What will happen next? Well, there will always be some people who will refuse to take the drugs. They do have side-effects: Like nausea, abdominal distress and (in a small number of cases) a rise in anxiety. In the West, some early adopters have gone off the drugs because they can’t handle the side-effects. The drugs are also expensive. But it is fair to say that if you can afford to go to a celebrity dietician then you can probably afford Semaglutide too.
In the West, market penetration is just starting to reach the heartland (there is a shortage of these drugs because demand far outstrips supply) but urban elites (models, movie, stars, Oprah Winfrey and the like) take them regularly with dramatic results.

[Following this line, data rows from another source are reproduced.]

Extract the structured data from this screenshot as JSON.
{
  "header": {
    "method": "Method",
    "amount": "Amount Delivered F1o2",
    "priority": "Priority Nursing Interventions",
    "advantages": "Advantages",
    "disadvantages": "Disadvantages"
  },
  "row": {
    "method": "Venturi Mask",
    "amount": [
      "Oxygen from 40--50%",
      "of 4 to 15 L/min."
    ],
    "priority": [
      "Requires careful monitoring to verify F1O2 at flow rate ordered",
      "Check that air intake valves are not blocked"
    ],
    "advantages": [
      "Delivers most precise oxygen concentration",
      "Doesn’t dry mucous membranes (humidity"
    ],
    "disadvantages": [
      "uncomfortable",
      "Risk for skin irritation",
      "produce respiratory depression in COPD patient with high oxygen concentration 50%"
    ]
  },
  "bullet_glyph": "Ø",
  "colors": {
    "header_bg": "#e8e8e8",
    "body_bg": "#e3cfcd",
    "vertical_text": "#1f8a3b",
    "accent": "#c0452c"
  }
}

In India, I find it hard to believe that they will penetrate the mainstream because of pricing, but they will appeal to educated city-dwellers (i.e. the sort of people who read diet books).
Once they catch on, they will transform the weight-loss landscape. This is good news for many people; not just those who are taking the injections and losing weight but also others like the manufacturers of foods regarded as too fatty. But it’s bad news for chefs who do 12-course tasting menus. By course four of the meal, people on the medication will be ready to go home. It's bad news too for the makers of those bogus diet products which people will realise they no longer need.
What’s not clear is how they will affect the exercise industry. All doctors, including those who prescribe Semaglutide, will tell you that exercise is essential even if you don’t need to lose weight. But if you are going on an exercise regime only to lose weight, there are now better ways.
There are more weight-loss drugs on the way. The makers of Ozempic, the best-known brand of Semaglutide, may be able to improve the formulation to lessen the side-effects. And the makers of Mounjaro, the brand name for Tirzepatide, are testing a new oral drug which may be more effective than the injection.
So, you are the sort of person who worries about losing weight, relax. Help is finally on its way.